It started because we lost our dog. Well, not lost. He died. After 14 years of licks (his) and loony dog-centric behaviour (ours) he’s gone. The house felt very, very empty for many, many months after that last week of last summer. And even though we could roar with laughter about how there was nothing now to do with the spare shavings of Parmesan cheese, and how unattended boxes of teriyaki chicken were not a cleaning disaster in the making anymore, there were still days during our first year without him that I could and would inexplicably burst into tears at the thought of his warm paw and smelly butt and ridiculously needy terrier personality.
I’m not sure what my husband thought of this, or whether he ever had to blink away tears, but regardless, in the spring he bought a bird feeder and a huge sack of no-name feed that cost about $2.99.
The first birds were a couple of sparrows and the female of the pair only had one leg. From our kitchen window we marvelled at her adept hopping to and fro and felt virtuous — if not for our feed, she might have starved and died, given her handicap.
A few migrating oddball birds flew in for sustenance and a dip in our bird bath on their way north or east or west in May. But it took a good two to three weeks before a second pair joined us. And then about a week before five others (maybe their babies, we surmised) hung out.
We hauled out binoculars and a bird book, and as I read on a lounger on the patio, I enjoyed the idea of birds in an urban oasis.
And then I noticed some interesting plants growing in the nearby garden, attributed them to the bundles of seeds a friend had given me and forgot to watch the birds. Except the feeder was empty. So we filled it. And it went down to half in about a week. We filled it again. Now 3 out of 4 perches were filled simultaneously with birds, unless the lower bird could muscle one of the top birds off. How cute and human-child-like, we thought, they don’t like to sit on the lower bunks because a seed occasionally gets dropped on their head.

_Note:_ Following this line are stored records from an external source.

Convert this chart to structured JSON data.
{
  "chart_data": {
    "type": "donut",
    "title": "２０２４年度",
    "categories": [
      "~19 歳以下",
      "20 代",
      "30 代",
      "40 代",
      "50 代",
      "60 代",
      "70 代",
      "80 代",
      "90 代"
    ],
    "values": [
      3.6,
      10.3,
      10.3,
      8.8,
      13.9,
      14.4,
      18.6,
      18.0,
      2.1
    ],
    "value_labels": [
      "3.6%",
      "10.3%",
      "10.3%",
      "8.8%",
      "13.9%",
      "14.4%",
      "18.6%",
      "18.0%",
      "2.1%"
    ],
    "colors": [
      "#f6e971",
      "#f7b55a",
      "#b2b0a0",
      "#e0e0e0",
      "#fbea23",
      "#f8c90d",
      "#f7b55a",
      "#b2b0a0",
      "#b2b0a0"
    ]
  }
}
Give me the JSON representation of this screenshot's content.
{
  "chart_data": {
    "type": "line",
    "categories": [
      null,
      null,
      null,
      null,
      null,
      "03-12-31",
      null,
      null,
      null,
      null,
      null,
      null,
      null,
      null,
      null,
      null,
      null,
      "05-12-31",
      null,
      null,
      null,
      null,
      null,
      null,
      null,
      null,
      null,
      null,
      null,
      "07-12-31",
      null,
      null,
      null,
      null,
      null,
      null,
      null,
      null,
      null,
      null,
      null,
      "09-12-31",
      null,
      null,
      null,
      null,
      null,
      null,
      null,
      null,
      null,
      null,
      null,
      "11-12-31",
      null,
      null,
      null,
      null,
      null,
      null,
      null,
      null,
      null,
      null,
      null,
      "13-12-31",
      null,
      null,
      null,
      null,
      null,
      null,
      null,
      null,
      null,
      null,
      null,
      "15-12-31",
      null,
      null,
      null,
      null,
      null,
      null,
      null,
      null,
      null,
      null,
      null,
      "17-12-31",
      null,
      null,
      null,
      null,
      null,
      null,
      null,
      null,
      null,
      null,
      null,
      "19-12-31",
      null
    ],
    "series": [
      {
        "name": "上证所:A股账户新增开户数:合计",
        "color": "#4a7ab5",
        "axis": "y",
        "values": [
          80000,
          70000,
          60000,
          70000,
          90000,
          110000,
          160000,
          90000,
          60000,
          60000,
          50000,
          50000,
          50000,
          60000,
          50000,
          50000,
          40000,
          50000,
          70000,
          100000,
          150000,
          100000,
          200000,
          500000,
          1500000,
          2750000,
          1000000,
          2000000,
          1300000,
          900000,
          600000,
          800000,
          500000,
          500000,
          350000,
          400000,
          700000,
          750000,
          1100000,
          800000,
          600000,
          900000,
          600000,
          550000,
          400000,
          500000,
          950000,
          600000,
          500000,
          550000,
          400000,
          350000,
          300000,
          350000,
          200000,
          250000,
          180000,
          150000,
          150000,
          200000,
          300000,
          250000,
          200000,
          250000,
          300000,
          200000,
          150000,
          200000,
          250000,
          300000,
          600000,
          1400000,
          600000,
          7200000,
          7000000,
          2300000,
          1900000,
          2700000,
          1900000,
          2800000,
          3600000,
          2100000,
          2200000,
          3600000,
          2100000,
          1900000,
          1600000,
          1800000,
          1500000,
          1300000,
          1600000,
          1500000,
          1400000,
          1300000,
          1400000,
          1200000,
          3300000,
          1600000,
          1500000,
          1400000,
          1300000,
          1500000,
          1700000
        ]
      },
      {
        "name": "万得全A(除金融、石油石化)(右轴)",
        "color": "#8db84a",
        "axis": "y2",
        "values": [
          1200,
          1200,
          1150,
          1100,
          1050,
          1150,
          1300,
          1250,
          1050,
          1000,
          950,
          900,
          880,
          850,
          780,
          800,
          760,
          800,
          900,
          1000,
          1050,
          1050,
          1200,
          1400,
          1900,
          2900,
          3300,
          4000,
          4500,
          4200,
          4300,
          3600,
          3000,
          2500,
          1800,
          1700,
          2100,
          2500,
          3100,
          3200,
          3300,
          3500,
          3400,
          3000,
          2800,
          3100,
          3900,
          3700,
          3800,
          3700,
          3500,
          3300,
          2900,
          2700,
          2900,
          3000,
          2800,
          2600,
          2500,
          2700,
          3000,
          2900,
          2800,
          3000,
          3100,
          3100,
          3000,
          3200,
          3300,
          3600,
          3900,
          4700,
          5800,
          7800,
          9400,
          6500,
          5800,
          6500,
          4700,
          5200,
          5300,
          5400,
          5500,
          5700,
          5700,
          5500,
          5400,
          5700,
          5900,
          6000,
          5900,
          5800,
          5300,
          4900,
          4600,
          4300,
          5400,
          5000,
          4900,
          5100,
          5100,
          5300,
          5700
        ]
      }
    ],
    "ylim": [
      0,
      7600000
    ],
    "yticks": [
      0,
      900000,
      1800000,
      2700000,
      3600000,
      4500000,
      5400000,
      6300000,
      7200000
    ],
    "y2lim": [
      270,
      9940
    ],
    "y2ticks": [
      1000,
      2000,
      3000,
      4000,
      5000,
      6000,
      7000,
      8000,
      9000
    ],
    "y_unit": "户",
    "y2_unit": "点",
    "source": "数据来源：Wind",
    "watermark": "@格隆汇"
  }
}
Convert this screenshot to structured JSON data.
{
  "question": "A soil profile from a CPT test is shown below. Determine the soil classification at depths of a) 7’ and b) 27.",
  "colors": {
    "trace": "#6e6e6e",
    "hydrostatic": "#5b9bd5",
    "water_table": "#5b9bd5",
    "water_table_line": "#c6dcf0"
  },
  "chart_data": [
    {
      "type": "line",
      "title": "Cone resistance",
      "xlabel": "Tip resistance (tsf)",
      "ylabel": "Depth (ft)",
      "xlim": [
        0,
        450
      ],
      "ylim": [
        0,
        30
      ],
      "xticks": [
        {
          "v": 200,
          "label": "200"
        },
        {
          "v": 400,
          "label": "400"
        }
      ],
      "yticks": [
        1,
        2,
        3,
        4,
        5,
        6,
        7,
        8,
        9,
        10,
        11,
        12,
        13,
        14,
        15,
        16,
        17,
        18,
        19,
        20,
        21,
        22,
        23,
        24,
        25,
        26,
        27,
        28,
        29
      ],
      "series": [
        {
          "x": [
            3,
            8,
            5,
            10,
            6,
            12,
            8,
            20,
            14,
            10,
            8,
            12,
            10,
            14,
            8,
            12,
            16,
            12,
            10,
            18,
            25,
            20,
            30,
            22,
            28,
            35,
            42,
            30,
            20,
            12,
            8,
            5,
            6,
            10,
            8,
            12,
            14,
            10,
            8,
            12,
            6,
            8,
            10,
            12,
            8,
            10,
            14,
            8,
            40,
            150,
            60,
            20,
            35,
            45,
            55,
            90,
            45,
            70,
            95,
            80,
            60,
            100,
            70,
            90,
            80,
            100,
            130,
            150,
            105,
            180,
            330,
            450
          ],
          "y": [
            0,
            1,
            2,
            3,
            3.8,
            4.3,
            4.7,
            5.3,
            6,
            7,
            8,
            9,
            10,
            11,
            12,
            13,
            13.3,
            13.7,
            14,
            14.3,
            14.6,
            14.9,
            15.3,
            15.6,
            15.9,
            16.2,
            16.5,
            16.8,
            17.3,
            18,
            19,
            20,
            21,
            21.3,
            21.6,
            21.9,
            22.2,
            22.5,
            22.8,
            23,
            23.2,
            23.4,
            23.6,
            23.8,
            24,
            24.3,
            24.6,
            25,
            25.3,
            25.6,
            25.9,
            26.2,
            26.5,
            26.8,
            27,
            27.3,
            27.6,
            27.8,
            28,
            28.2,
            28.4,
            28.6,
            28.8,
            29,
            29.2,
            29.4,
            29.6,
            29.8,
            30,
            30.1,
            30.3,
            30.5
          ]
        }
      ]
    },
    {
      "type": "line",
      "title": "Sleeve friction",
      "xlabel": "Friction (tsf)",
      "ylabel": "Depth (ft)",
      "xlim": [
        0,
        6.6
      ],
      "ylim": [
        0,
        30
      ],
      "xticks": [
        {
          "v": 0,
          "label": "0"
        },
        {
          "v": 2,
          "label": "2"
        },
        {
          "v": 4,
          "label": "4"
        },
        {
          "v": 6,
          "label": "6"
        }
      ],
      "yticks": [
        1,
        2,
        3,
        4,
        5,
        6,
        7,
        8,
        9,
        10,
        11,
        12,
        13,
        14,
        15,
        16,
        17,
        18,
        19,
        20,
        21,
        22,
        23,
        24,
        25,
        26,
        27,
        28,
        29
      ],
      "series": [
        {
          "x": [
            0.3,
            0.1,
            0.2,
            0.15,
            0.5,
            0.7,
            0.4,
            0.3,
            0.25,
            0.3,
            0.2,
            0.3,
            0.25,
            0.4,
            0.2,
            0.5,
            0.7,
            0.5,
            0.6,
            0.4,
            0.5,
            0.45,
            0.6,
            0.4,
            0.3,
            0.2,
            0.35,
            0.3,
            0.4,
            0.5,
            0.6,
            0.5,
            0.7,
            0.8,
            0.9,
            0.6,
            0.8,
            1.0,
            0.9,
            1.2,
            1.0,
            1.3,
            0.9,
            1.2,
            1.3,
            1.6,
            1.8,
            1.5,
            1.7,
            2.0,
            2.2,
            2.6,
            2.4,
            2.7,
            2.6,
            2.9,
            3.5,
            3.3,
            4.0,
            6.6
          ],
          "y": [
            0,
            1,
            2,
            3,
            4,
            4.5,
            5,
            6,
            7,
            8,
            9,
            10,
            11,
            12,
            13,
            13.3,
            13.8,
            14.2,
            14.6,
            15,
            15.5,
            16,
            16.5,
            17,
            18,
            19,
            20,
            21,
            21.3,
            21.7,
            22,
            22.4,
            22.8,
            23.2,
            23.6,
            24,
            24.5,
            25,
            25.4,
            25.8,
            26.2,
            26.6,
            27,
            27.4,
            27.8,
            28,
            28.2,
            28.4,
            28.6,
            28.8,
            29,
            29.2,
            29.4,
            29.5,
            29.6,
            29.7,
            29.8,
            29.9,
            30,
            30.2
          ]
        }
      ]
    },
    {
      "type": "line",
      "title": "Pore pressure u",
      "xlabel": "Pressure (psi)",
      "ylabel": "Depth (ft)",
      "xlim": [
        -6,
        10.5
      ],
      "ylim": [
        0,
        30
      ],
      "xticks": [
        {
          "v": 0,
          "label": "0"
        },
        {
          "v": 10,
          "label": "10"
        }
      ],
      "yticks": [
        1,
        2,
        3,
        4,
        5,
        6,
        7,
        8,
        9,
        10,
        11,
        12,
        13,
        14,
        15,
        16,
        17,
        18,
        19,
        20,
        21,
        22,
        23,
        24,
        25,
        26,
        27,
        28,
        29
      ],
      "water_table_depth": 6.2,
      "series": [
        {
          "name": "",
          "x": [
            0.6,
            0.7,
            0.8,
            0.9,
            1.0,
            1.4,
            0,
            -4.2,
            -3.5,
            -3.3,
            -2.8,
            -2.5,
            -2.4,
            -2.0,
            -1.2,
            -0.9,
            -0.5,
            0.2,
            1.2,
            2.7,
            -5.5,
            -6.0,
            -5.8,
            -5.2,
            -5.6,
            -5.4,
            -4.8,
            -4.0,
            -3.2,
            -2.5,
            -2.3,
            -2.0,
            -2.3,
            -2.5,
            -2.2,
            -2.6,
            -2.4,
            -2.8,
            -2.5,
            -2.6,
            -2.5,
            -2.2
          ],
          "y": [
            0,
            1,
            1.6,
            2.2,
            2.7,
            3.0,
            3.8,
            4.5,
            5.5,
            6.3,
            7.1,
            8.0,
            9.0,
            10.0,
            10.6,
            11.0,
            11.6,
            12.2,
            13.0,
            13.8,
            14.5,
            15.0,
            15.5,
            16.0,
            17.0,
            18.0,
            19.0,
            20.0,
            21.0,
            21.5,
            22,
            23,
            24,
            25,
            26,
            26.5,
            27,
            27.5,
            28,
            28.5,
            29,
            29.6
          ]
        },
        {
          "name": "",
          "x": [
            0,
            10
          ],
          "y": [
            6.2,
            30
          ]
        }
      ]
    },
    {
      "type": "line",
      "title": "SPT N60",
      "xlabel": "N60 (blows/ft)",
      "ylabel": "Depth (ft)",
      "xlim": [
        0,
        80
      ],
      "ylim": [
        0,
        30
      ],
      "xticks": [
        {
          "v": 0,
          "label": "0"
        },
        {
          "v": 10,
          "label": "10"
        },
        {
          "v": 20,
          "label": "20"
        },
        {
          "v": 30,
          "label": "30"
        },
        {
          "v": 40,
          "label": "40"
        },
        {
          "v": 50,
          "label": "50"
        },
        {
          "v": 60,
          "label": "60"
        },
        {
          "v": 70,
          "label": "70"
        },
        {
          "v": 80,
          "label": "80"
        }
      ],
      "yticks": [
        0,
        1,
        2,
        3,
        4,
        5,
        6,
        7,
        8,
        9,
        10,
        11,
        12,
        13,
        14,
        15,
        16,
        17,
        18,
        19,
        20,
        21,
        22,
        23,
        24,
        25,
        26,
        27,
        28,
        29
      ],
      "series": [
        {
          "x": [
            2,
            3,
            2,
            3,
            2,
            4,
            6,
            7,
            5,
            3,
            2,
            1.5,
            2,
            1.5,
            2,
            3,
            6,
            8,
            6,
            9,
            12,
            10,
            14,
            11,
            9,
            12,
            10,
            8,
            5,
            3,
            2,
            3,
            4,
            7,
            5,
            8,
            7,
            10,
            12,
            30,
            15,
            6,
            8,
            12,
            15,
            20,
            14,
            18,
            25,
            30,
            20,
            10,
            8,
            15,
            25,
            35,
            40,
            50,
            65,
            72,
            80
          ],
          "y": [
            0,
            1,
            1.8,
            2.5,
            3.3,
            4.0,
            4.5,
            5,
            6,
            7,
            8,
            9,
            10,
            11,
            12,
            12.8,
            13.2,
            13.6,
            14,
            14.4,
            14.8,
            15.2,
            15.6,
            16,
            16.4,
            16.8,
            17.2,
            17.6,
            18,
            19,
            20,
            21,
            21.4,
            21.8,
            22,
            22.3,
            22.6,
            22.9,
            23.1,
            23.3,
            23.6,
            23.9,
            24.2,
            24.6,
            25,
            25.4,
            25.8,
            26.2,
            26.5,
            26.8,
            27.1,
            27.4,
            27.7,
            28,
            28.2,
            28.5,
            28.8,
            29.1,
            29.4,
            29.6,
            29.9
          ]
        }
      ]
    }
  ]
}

And then…the little plants grew thick and strong and my guy said, “They’re sunflowers,” and I said, “She wouldn’t have dared give me sunflowers, I detest them.” He smiled sagely. “They’re from the birds’ dropped seed.” Hrmphh, I thought, waiting to see what they grew up to be before blaming the little tweets.
And then…the feeder emptied in two days. And a class of 10 birds scooped up the dropped seeds while the four (yes four, now) perched above. And then…the feeder emptied in half a day and there were 16 birds on the ground, on the fence, in the sunflower leaves, and there were four on the feeder and six more circling and flapping them away and birds on the fence, in the ivy next door, and oh, there’s a chipmunk on the fence, maybe two, and there are more and more birds, and gee doesn’t anyone else on this street feed birds, and why do they like cheap seed?
So now we have a flock (or six) and my friend the gardener is warning me that if I leave the feeder up over winter they’ll spill into the snow and I’ll have rodents and varmits snacking in my backyard.
And I wonder, how do I wean them off? So we let the feeder stay at quarter full for a day, and the birds go away, but come back when it’s full. And then a magpie swoops down and eats a little bird one day when there are about 30 of them on the ground and I’m getting seriously stressed and my guy says he just wanted a few animals to watch and look after in lieu of the dog. And then we have a fight in the Safeway because he wants to buy more bags of $2.99 seed and I think it’s cruel, because if we don’t cut off the supply of heroin now, before it gets cold and autumn-like, the birds are going to suffer.
And I’m wondering if I should renege on my vow to not get another mutt any time soon because it’s too much responsibility.